Schluss:  Die Ausstrahlung des Heiligen Jahres

81. Damit habt ihr, liebe Brüder, Söhne und Töchter, den Ruf vernommen, der aus der Tiefe Unseres Herzens kommt und ein Echo der Stimme jener Mitbrüder ist, die sich zur dritten Generalversammlung der Bischofssynode versammelt hatten. Es sind Überlegungen, die Wir zum Ende dieses Heiligen Jahres an euch richten wollten. Dieses hat Uns erlaubt, mehr denn je zuvor die Nöte und Anliegen einer sehr grossen Zahl von Brüdern – Christen wie Nichtchristen – zu vernehmen; sie alle erwarten von der Kirche das Wort des Heils. Möge das Licht des Heiligen Jahres, das über den Einzelkirchen und über Rom für Millionen mit Gott versöhnter Menschen aufgeschienen ist, gleichermaßen auch nach dem Heiligen Jahr weiter erstrahlen in einem Seelsorgsprogramm für die kommenden Jahre, die den Vorabend eines neuen Jahrhunderts, ja sogar den Vorabend des dritten Jahrtausends des Christentums bedeuten. In diesem Programm möge die Verkündigung des Evangeliums den grundlegenden Gedanken darstellen.

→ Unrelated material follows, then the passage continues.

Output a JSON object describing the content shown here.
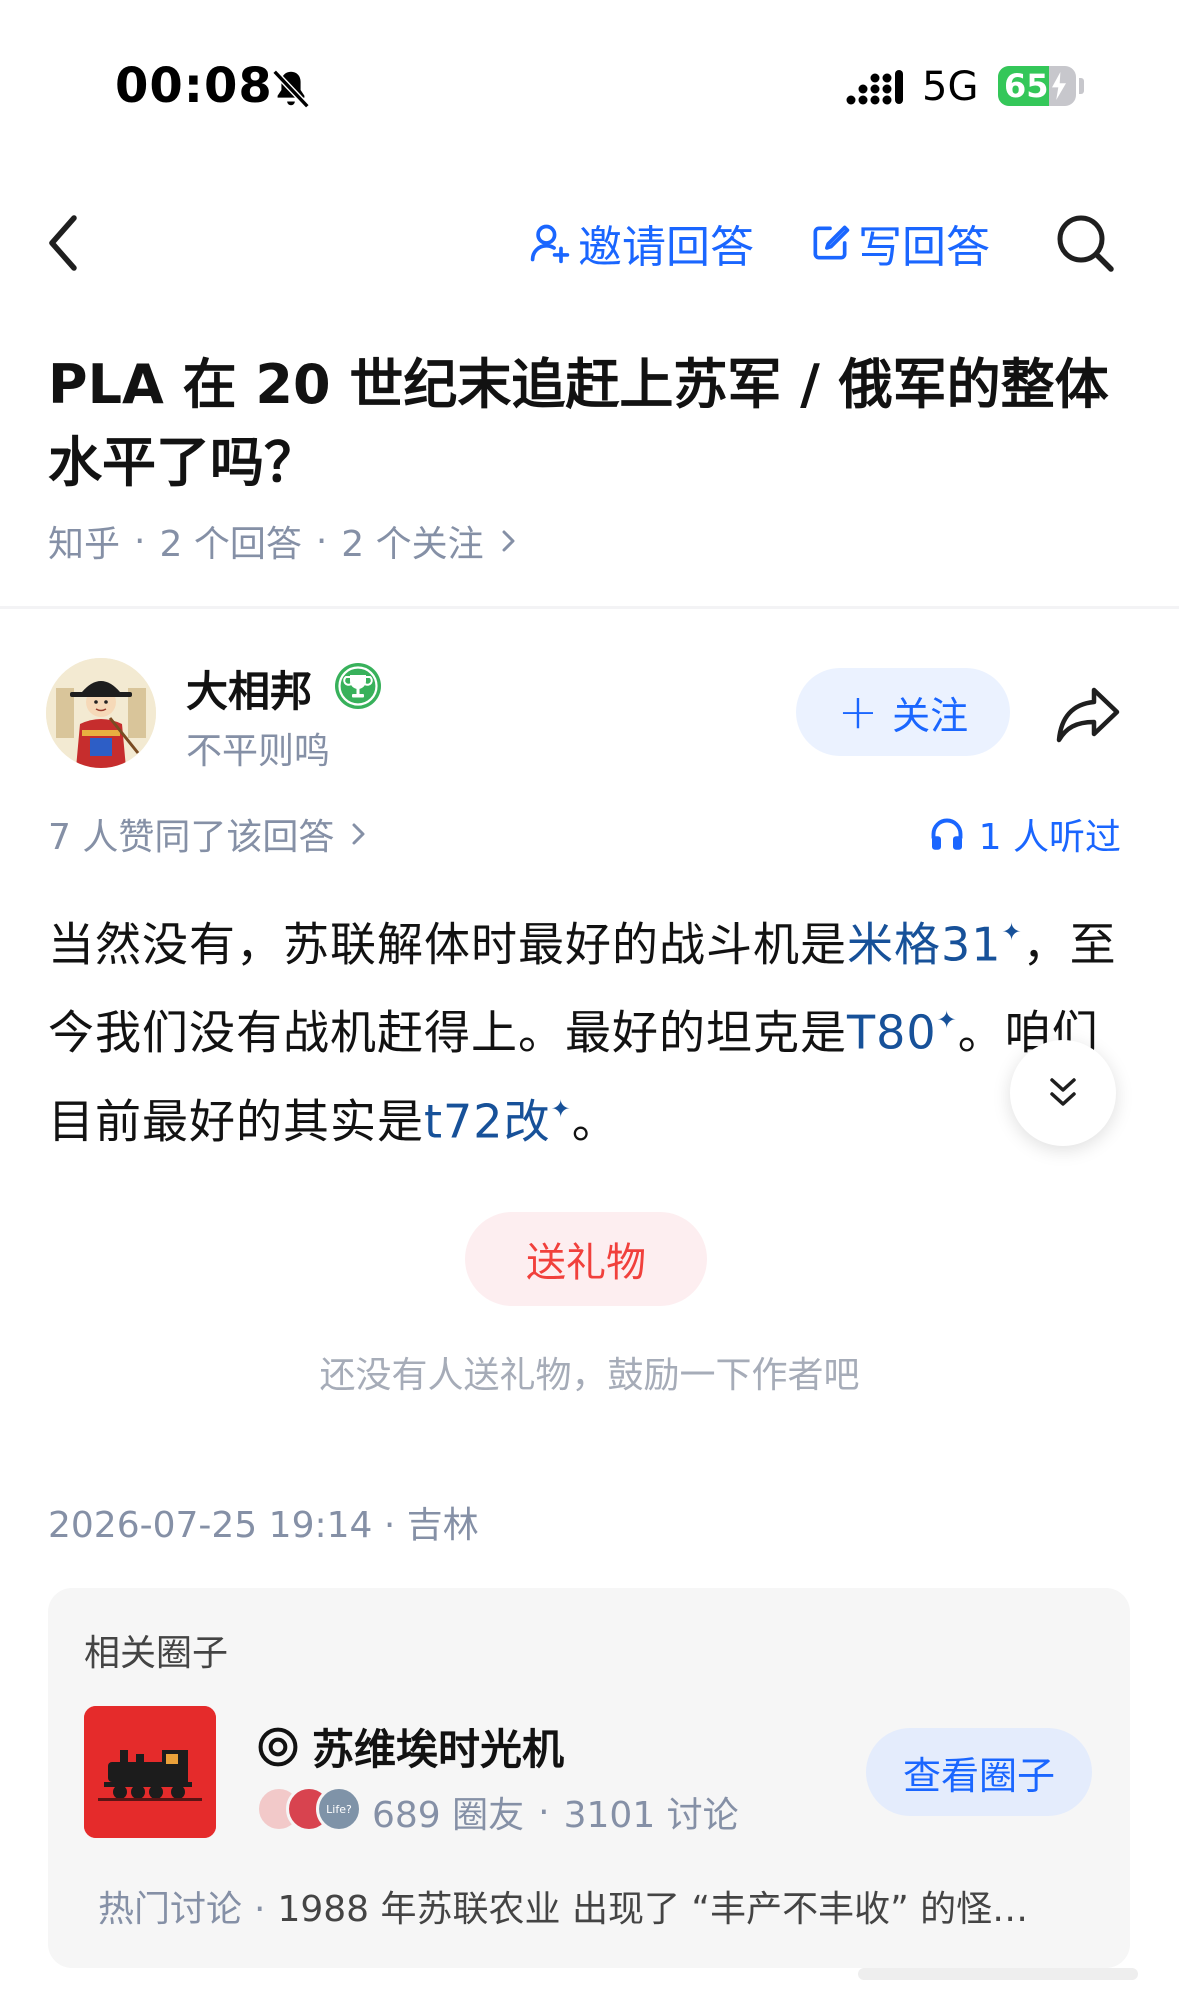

Maria Leitstern der Evangelisierung

82. Das ist der Wunsch, den Wir voller Freude den Händen und dem Herzen der allerseligsten Jungfrau Maria anvertrauen, der ohne Erbsünde Empfangenen, an diesem Tag, der ihr in besonderer Weise geweiht ist und der zugleich der 10. Jahrestag der Beendigung des Zweiten Vatikanischen Konzils ist. Am Pfingstmorgen hat sie den Beginn der Evangelisierung mit ihrem Gebet unter dem Wirken des Heiligen Geistes eingeleitet. Möge sie der Leitstern einer sich selber stets erneuernden Evangelisierung sein! Die Kirche muss diese getreu dem Auftrag des Herrn durchführen und vollenden – ganz besonders in dieser unserer zugleich schwierigen und hoffnungsvollen Zeit! Im Namen Christi segnen Wir euch, eure Gemeinden, eure Familien, alle, die zu euch gehören, mit den Worten des hl. Paulus an die Philipper: „Ich danke meinem Gott jedesmal, wenn ich an euch denke; immer, in jedem meiner Gebete, bitte ich mit Freude für euch alle; ich danke, weil ihr euch gemeinsam für das Evangelium eingesetzt habt. . . Ich habe euch ins Herz geschlossen, denn ihr habt alle Anteil an der Gnade, die mir gewährt ist durch . . . die Verteidigung und Bekräftigung des Evangeliums. Gott ist mein Zeuge, wie ich mich nach euch allen sehne mit der herzlichen Liebe, die Christus Jesus zu euch hat“.

Gegeben zu Rom bei St. Peter, am 8. Dezember, dem Hochfest der ohne Erbsünde empfangenen Jungfrau und Gottesmutter Maria, des Jahres 1975, dem dreizehnten Unseres Pontifikates.